Gosto muito de ver fotografias. Não ligo tanto para fotógrafos famosos, gosto mesmo de ver a produção dos milhares de fotógrafos anônimos que existem por aí. Uma das formas que utilizo para isso é navegar pelo Flickr, por fóruns de fotografia e sites de fotógrafos amadores. Embora na maior parte do tempo eu passe admirando as imagens, reconheço que de vez em quando bate uma “inveja fotográfica”.
A inveja fotográfica é aquela voz no fundo da cabeça que diz coisas como: queria ter feito essa foto, vivido esse momento, estado nesse lugar, ter essa câmera, visto essa luz, conseguido essas cores. Imagino que isso deva ser algo comum entre os que gostam de fotografia e algo meio inevitável. A questão é: o que fazer com isso?
É claro, podemos não fazer nada. Mas sinto que esse tipo de sensação, quando estamos vendo uma foto, nos faz perder a conexão com a fotografia. É como se tirássemos os olhos da imagem e os virássemos para nós mesmos, para nossas faltas, nossos desejos, nossos anseios. Então, quando sentimos a inveja fotográfica, surge uma boa oportunidade para nos encararmos.
Muitas vezes, não conseguimos fazer isso. Não percebemos que a sensação ruim que temos ao ver as fotos do outro tem mais a ver conosco do que com o outro. E aí, a inveja pode se tornar raiva, agressividade ou desdém. Critica-se o trabalho, o equipamento e até o fotógrafo. Uma das situações em que vejo isso com frequência é quando um fotógrafo tem uma proposta artística diferente e consegue reconhecimento. Quando não se consegue “engolir” a repercussão da fotografia do outro, fala-se que o trabalho não tem qualidade técnica, não tem conteúdo, que é de mau gosto e coisas do tipo. Nesses casos, a crítica tem menos a ver com a produção em si e muito mais com as dificuldades de quem está criticando — não raramente, sob a crítica há a inveja da produção ou do sucesso.
Por outro lado, se reconhecermos que a sensação negativa provocada pelo trabalho do outro tem a ver com nosso próprio ego, há uma oportunidade de mudança. Podemos, por exemplo, usar aquele trabalho como inspiração. Tentar fazer algo parecido, usar o outro como modelo, é algo totalmente válido no campo da criação fotográfica. Se a questão é o equipamento, talvez seja a questão de trocar o equipamento, ou viajar para o lugar em que aquela foto magnífica do outro foi feita.

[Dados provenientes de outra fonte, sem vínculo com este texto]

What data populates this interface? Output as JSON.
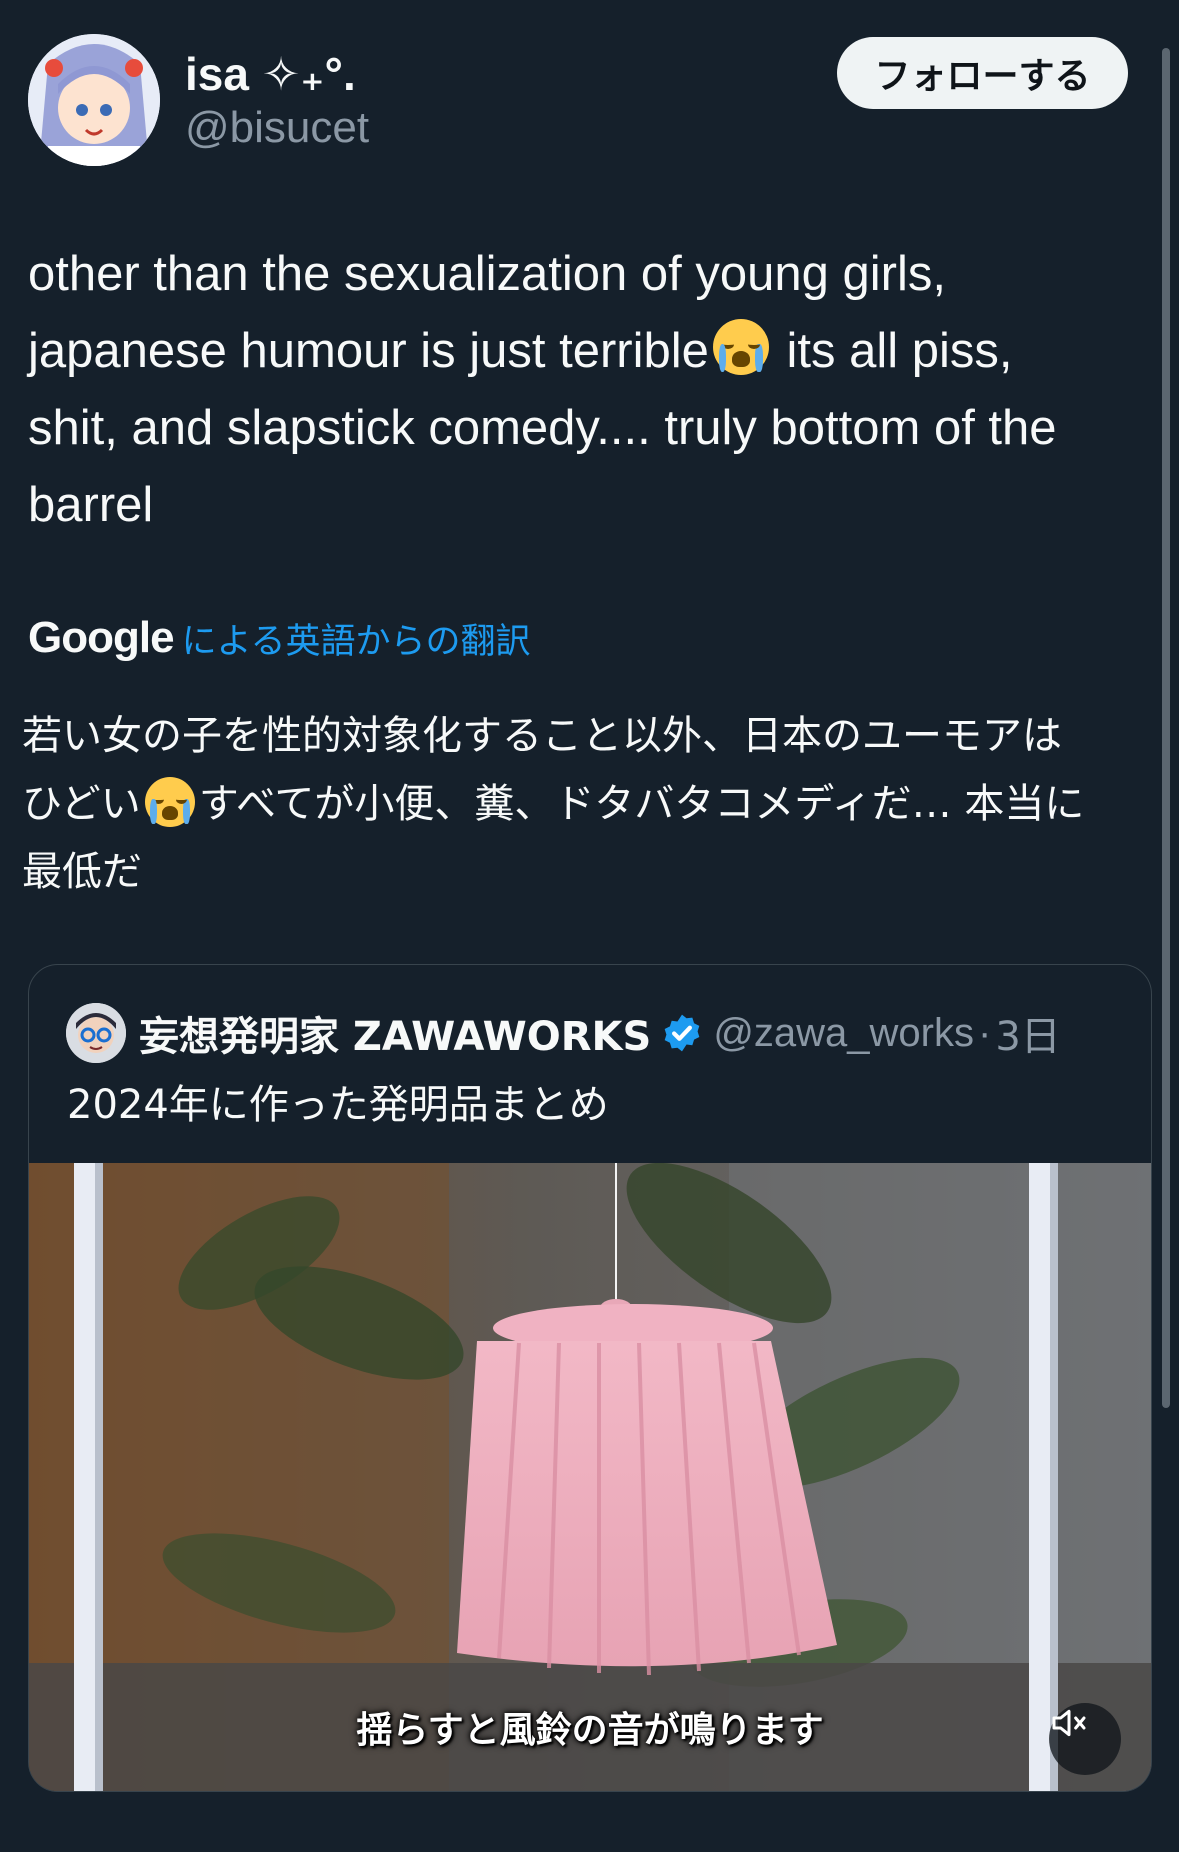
{
  "post": {
    "author": {
      "display_name": "isa ✧₊°.",
      "handle": "@bisucet",
      "avatar": "anime-girl-avatar"
    },
    "follow_label": "フォローする",
    "text_line1": "other than the sexualization of young girls,",
    "text_line2a": "japanese humour is just terrible",
    "text_line2b": " its all piss,",
    "text_line3": "shit, and slapstick comedy.... truly bottom of the",
    "text_line4": "barrel",
    "emoji": "loudly-crying-face"
  },
  "translation": {
    "provider": "Google",
    "label": "による英語からの翻訳",
    "line1": "若い女の子を性的対象化すること以外、日本のユーモアは",
    "line2a": "ひどい",
    "line2b": "すべてが小便、糞、ドタバタコメディだ… 本当に",
    "line3": "最低だ"
  },
  "quote": {
    "author_name": "妄想発明家 ZAWAWORKS",
    "verified": true,
    "handle": "@zawa_works",
    "separator": "·",
    "time": "3日",
    "text": "2024年に作った発明品まとめ",
    "media": {
      "subtitle": "揺らすと風鈴の音が鳴ります",
      "mute_icon": "speaker-muted-icon"
    }
  },
  "colors": {
    "background": "#15202b",
    "text": "#f7f9f9",
    "secondary": "#8b98a5",
    "link": "#1d9bf0",
    "border": "#38444d"
  }
}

Mas essas alternativas devem ser consideradas com cuidado. Pois podemos nos perder nesse processo de pura imitação, comprando câmera atrás de câmera, ficando obcecados por conseguir uma determinada foto e até esquecendo de viver para registrar tudo em fotografias. Podemos olhar para o outro, mas depois há o momento, fundamental, de olhar para si mesmo e para a própria produção. E aí, entender que não é possível tirar todas as boas fotos do mundo, ter todos os equipamentos, estar em todos os lugares. Percebemos que temos limitações, e ao longo da vida teremos apenas a nossa própria história para contar. Em vez de querer tudo, podemos passar a querer fazer o melhor possível dentro dos nossos limites, dentro daquilo que vivemos de fato — e não do que poderíamos ter vivido.
Se entendermos isso, algo muito interessante acontece: passamos a admirar, sem inveja, o trabalho do outro. Aprendemos a valorizar o diferente, pois vemos que o outro tem seu lugar e nós temos o nosso — e eles não precisam ser conflitantes. A inveja desaparece porque não sentimos mais necessidade de tomar posse da fotografia alheia. Deixamos o outro ser quem ele é e ao mesmo tempo valorizamos o nosso próprio trabalho, pois compreendemos que a nossa produção e a do outro não estão competindo, e sim coexistindo. Aceitamos, enfim, que cada caminho é único.